Todo ser humano, si se detiene a mirar su propio fondo, reconocerá la Realidad que le alberga. Una suerte de diafanidad, de claridad, de transparencia a la que sólo tiene acceso quien, no sin dolor, se ha des-ubicado de sí mismo. Hablo de un liberador desalojo previo como condición necesaria para que el “buscador” se haga transparente al Todo que le habita.
En el camino del Zen es frecuente acompañarse de trashumantes, itinerantes, caminantes… buscadores. Todos de algún modo lo somos, sin embargo he descubierto en muchos de ellos y ellas una común característica: la apertura ilimitada del desposeído, que basa en su desnudez el poder de percibir y penetrar la Profundidad del Espíritu que le interpela, que cada instante le insta y le remueve hasta hacerse transparente. El amoroso apremio de un dios tsunami (lo sin nombre) ahuecándose en ternura. Tengo la certeza de que la experiencia del Ser es fundamentalmente una experiencia unificante y fundamentalmente amorosa.
Hacerse obertura, apertura, desnudez. Des-centrarse. Ser receptáculo vacío para que, sin límites, lo ilimitado pueda manifestarse hacia el mundo. Y desde esa hondura del ser humano Disponible, Nadie, huérfano de narcisismo.

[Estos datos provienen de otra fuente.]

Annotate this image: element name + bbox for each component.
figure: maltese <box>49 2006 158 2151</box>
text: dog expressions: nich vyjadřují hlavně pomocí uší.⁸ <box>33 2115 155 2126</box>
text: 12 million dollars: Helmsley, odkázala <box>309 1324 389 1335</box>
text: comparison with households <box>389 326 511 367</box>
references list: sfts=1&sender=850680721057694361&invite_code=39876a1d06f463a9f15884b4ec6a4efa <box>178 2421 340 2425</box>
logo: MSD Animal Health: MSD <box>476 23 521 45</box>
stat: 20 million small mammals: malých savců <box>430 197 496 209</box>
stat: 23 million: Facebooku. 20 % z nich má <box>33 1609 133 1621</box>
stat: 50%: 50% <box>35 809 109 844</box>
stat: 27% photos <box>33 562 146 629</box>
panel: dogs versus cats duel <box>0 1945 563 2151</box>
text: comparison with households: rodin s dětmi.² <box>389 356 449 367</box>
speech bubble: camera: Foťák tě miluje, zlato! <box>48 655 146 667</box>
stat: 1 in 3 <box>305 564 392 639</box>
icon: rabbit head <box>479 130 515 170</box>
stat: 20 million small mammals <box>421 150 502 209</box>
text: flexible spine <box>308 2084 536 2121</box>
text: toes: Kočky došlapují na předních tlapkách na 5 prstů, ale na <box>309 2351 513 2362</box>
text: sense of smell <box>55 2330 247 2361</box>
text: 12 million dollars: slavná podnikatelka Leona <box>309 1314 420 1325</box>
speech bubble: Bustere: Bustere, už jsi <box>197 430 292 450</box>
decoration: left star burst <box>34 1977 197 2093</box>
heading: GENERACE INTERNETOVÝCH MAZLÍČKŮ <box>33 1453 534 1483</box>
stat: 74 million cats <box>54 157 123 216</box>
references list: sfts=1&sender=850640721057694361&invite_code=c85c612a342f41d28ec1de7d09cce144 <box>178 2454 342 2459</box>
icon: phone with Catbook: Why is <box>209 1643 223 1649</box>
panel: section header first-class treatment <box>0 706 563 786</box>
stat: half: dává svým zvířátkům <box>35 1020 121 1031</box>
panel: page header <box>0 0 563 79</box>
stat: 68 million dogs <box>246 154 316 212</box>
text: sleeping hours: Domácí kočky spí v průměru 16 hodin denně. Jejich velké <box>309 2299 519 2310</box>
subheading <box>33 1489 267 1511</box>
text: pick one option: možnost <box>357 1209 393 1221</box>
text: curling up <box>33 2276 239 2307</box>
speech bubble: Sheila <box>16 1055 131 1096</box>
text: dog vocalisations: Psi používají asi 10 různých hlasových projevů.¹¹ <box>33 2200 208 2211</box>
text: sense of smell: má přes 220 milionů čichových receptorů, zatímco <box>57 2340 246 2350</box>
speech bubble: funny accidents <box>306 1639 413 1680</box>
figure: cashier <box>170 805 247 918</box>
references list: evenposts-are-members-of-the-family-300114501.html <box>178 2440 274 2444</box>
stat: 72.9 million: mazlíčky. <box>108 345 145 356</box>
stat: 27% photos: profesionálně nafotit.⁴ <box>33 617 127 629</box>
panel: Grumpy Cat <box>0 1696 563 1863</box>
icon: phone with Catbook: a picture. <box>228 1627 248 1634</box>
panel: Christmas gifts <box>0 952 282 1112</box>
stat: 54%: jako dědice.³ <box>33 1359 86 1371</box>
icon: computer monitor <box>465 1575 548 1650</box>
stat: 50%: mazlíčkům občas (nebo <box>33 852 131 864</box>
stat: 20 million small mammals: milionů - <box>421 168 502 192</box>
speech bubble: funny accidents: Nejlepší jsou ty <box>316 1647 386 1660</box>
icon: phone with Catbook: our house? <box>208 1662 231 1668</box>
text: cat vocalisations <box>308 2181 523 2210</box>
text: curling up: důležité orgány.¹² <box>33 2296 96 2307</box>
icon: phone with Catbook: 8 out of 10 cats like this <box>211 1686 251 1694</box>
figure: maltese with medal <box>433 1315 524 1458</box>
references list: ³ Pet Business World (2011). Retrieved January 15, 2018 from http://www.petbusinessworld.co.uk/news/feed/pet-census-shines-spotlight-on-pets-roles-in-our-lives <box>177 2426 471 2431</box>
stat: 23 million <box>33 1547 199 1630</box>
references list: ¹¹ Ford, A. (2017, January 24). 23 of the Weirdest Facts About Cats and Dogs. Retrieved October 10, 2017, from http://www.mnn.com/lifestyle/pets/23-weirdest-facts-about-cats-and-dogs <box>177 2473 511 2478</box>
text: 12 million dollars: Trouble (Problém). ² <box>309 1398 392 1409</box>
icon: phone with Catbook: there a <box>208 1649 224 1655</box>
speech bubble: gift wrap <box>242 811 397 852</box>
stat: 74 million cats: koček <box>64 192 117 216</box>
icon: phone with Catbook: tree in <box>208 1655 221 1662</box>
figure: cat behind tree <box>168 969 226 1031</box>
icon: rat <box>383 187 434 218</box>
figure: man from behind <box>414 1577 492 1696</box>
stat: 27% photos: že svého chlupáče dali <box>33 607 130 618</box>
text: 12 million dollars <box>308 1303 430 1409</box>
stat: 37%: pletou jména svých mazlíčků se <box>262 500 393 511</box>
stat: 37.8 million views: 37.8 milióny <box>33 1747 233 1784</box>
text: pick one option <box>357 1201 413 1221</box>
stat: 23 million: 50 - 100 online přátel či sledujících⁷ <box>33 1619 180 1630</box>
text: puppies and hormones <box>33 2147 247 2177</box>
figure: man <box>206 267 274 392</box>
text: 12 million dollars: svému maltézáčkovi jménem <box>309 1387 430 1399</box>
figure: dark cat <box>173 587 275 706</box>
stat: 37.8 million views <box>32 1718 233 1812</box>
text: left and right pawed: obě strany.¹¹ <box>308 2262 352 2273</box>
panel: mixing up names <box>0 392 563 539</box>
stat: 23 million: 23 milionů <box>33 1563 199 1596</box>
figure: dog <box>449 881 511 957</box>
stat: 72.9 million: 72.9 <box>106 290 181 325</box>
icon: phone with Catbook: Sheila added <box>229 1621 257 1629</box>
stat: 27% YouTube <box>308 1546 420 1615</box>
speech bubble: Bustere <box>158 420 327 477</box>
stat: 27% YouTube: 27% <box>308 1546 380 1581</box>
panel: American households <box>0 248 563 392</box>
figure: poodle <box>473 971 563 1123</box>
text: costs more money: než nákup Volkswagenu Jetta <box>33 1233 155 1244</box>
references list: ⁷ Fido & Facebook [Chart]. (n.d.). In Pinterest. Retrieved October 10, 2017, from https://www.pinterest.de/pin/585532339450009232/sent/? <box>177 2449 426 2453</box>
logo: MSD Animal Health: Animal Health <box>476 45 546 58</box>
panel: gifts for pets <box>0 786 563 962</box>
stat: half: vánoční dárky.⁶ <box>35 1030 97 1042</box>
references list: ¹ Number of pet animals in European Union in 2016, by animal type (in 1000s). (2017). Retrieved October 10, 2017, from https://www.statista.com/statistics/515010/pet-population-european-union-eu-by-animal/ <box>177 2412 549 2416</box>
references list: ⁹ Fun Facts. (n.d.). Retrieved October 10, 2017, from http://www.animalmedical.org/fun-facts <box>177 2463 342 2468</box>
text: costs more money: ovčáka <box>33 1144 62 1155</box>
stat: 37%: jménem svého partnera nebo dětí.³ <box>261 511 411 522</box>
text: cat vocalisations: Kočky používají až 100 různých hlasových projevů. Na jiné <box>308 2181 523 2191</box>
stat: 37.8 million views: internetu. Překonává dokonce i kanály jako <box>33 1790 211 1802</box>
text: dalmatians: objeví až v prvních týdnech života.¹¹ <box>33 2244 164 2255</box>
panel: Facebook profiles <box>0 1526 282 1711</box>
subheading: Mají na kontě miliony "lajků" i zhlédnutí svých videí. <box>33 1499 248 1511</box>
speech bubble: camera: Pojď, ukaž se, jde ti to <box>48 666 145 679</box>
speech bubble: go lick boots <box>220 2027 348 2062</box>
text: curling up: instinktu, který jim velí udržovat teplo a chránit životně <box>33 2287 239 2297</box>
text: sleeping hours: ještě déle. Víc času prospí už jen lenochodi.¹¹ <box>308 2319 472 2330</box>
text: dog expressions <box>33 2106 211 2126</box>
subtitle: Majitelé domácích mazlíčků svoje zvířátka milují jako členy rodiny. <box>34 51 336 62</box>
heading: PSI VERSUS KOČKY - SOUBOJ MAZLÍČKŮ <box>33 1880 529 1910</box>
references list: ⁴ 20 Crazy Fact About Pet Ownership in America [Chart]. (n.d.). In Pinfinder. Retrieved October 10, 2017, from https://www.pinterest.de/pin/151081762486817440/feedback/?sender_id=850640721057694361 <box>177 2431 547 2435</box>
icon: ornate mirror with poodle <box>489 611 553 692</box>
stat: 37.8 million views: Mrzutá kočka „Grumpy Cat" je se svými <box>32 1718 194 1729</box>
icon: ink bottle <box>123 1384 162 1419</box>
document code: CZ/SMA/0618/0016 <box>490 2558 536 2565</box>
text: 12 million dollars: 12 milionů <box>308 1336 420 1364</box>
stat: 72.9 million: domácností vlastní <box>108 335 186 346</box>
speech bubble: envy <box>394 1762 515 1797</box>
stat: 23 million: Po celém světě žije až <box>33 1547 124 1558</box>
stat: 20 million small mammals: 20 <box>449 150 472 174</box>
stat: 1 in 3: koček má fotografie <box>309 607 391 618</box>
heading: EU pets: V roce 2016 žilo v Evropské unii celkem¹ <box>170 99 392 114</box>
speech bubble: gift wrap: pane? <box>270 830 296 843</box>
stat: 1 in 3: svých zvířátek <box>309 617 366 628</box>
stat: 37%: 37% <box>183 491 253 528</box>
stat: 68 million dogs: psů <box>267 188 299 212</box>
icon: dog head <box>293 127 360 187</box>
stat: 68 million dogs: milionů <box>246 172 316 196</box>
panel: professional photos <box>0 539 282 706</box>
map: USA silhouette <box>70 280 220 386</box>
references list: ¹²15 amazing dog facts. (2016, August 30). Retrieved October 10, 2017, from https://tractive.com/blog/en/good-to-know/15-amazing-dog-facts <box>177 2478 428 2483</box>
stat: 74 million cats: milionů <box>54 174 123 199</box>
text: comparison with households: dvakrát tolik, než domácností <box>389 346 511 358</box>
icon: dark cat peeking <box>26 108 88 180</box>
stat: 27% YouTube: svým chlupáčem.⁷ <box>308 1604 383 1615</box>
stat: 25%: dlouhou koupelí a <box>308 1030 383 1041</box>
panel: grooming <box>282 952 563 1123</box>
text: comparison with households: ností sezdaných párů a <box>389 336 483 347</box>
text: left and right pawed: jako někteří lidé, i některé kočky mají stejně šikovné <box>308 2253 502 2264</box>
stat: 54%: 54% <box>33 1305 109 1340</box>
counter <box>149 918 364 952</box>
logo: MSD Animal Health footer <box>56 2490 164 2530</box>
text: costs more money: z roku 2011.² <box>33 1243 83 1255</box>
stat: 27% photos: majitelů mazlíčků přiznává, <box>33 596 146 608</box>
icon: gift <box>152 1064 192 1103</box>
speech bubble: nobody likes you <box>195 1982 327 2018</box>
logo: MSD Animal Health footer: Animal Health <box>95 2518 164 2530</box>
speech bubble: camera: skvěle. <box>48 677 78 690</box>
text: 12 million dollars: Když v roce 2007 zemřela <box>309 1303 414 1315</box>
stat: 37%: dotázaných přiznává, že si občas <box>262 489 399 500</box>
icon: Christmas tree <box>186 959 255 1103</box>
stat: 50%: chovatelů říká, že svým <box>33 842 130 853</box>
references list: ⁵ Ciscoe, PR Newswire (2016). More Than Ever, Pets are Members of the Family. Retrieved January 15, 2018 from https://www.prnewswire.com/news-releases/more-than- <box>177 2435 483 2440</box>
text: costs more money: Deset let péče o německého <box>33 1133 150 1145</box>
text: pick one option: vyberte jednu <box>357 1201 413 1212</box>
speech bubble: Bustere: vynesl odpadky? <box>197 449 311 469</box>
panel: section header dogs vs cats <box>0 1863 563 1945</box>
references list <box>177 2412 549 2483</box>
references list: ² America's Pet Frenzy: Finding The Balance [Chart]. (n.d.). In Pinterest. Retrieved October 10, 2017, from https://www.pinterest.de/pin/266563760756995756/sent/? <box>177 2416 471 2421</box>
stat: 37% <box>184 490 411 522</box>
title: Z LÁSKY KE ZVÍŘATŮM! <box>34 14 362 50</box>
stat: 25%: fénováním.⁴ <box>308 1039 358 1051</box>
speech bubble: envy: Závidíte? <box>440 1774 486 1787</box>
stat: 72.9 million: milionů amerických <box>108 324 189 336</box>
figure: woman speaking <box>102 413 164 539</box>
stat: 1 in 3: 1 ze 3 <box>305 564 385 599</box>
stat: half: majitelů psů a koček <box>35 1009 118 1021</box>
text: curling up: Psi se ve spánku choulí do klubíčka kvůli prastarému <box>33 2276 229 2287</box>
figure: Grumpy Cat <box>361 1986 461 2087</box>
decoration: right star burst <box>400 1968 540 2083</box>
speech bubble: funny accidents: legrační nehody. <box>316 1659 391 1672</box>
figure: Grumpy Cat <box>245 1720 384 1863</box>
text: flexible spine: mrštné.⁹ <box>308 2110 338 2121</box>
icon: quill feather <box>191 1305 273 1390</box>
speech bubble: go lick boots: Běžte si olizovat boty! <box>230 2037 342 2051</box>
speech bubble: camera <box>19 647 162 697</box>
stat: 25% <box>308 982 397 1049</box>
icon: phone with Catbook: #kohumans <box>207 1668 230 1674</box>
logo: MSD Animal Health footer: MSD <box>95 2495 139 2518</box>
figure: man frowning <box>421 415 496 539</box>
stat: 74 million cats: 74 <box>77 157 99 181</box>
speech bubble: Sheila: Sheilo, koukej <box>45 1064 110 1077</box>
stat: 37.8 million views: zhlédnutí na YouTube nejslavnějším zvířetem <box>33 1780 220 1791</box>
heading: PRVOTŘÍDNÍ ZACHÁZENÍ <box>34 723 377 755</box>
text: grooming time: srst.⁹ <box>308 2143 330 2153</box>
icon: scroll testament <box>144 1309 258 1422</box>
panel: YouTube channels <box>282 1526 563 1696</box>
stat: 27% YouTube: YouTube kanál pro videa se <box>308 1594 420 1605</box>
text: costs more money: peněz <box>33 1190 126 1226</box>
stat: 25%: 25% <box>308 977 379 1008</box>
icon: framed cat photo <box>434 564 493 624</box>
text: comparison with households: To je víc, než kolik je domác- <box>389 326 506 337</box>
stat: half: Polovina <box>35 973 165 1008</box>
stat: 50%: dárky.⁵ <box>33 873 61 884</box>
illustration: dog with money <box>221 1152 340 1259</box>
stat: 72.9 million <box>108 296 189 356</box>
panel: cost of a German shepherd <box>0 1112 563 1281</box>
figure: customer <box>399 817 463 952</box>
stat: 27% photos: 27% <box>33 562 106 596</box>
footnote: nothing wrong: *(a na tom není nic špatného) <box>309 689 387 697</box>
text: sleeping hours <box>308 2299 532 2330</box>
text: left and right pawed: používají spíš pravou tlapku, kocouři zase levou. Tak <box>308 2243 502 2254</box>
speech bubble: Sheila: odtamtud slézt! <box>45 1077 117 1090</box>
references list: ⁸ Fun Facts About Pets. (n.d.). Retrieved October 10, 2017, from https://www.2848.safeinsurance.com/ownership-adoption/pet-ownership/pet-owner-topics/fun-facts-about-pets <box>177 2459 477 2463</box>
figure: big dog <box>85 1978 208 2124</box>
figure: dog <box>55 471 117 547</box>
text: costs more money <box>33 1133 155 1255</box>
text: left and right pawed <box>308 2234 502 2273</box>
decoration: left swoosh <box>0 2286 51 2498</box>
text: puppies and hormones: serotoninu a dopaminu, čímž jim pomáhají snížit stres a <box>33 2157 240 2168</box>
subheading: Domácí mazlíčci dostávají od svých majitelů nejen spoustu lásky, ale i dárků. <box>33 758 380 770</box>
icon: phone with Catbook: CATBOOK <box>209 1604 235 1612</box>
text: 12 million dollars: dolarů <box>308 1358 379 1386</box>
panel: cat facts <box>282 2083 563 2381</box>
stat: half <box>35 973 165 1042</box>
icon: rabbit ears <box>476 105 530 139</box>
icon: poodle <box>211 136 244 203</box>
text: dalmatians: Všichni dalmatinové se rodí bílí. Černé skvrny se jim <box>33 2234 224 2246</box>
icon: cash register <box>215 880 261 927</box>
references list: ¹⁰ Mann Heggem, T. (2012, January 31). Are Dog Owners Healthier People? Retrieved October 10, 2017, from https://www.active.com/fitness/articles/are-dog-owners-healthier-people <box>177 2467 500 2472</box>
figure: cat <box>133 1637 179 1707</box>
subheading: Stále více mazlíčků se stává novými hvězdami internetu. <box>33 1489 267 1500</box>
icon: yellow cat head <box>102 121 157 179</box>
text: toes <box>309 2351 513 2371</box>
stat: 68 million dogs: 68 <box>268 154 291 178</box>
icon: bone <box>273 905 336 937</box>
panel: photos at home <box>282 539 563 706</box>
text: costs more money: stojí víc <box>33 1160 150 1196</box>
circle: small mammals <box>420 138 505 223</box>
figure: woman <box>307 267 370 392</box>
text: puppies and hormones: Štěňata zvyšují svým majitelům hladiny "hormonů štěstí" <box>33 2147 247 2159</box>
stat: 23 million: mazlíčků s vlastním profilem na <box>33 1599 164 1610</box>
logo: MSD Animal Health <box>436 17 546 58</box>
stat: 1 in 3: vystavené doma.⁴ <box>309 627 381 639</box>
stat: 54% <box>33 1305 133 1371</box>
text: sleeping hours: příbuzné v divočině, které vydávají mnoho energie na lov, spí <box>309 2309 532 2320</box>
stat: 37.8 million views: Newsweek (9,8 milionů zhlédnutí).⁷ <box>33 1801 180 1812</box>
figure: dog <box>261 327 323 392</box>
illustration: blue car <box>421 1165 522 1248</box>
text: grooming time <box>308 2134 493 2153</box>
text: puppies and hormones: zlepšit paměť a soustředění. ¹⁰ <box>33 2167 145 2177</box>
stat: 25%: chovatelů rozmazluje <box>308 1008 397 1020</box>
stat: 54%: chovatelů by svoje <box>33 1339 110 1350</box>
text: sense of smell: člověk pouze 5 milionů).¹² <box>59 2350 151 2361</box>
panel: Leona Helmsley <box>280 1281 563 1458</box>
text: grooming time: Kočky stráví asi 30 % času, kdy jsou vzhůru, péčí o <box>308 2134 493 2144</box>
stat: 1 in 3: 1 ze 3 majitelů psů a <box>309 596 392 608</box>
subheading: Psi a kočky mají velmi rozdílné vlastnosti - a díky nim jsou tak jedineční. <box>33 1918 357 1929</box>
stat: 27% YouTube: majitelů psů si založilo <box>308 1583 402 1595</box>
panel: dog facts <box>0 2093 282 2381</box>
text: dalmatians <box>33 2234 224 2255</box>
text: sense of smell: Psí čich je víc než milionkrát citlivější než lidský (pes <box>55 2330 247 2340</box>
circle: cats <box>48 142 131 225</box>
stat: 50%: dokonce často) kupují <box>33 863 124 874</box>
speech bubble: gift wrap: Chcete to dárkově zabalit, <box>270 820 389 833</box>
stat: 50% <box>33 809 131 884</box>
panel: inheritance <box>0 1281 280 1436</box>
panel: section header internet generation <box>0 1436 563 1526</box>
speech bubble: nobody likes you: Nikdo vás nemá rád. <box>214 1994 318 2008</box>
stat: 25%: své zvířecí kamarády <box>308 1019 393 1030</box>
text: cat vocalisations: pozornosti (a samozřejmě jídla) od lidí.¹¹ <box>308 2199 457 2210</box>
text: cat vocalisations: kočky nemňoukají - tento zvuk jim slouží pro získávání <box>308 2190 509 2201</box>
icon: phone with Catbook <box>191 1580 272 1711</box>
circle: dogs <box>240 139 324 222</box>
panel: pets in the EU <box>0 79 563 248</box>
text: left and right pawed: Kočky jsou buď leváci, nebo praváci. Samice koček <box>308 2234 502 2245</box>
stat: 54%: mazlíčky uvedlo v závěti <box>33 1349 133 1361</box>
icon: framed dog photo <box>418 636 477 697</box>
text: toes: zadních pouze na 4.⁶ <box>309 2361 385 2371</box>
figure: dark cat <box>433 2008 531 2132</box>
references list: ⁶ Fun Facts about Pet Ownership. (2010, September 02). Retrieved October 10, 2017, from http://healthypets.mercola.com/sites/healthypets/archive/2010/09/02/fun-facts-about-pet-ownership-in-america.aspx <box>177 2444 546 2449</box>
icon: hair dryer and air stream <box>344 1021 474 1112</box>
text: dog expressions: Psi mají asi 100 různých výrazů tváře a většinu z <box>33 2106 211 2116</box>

Transformarse en hendidura por donde se filtra ese torrente de luz incontenible por escuelas, normas, rituales y leyes que intentan limitar el amoroso desbordamiento de lo ilimitado, que no sabe de fronteras.
Nuestro lugar es la altura y la bajura, la cúspide y la base; ser hermano de pies a cabeza, sin que nadie quede excluido –ni los excluyentes- de esa fraternidad que interpela el alma en cada instante.
Vaciarse es capacitarse, hacerse disponible para acceder a la catarata que brota de la incontenible torrentera. Una disposición previa, y muy urgente para poder orientar y ayudar a orientarse a un mundo desorientado.